Along that line, the vaccine being developed by Dr. Matyas, which is intended to be effective as well against H.I.V., the virus that causes AIDS, would in theory block heroin from reaching the brain and binding to protein receptors there. Thus it would (a) eliminate, or at least appreciably minimize, the euphoria that the drug produces in users who relapse, and (b) end the risk of respiratory depression that accompanies an overdose, causing the addict to stop breathing.
While it will take years for his discovery to be tested thoroughly and approved by the federal authorities, Dr., Matyas has faith in the potential to help turn this crisis around. In that vein, he invoked a famous addict, the actor Philip Seymour Hoffman, who died in 2014 having succumbed to what was believed to be a lethal mixture of heroin and other drugs.

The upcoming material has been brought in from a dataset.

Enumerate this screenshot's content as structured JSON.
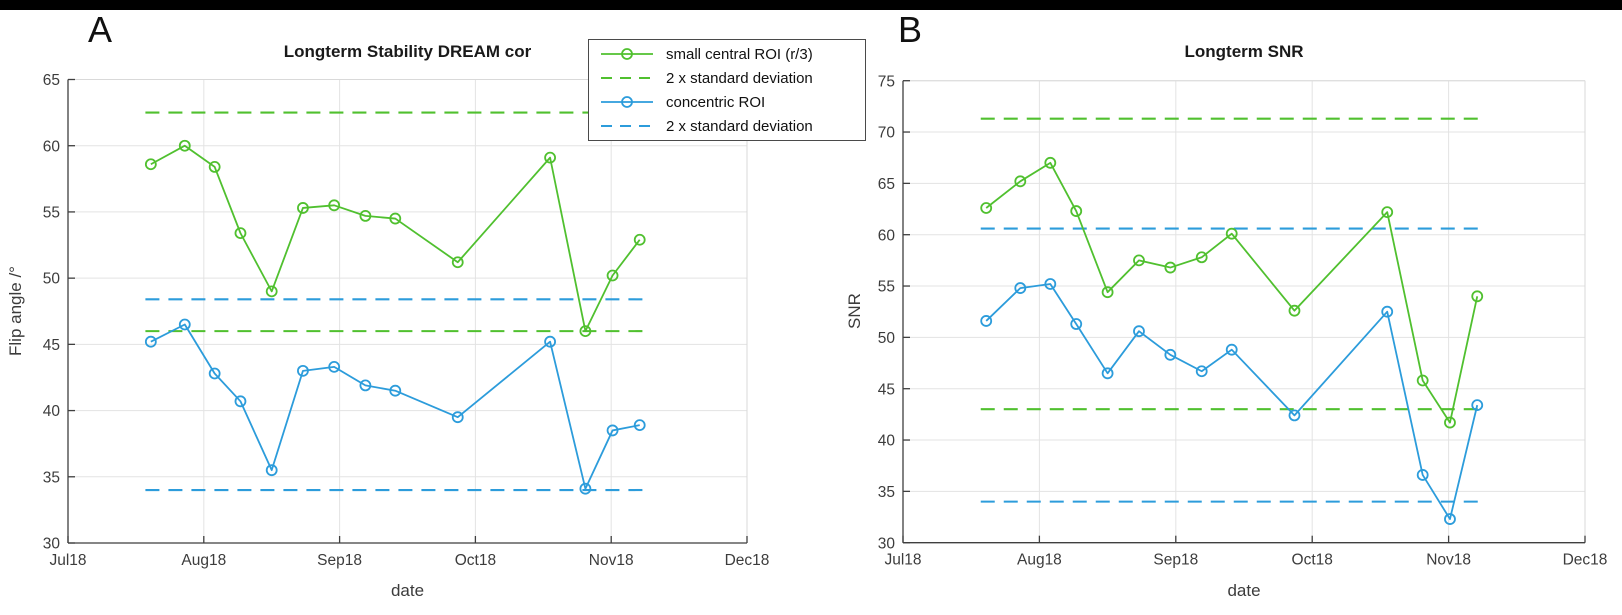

The vaccine would not end an addict’s craving for opioids, the immunologist said. As with Mr. Hoffman, relapses are to be expected, and the vaccine would have to be re-administered at regular intervals. But by keeping users from getting high, the medication would greatly reduce the risk of overdoses. That’s the “true vision” of the vaccine, Dr. Matyas said: to ward off the pattern of relapse and overdose that killed Mr. Hoffman and ended a great stage and film talent.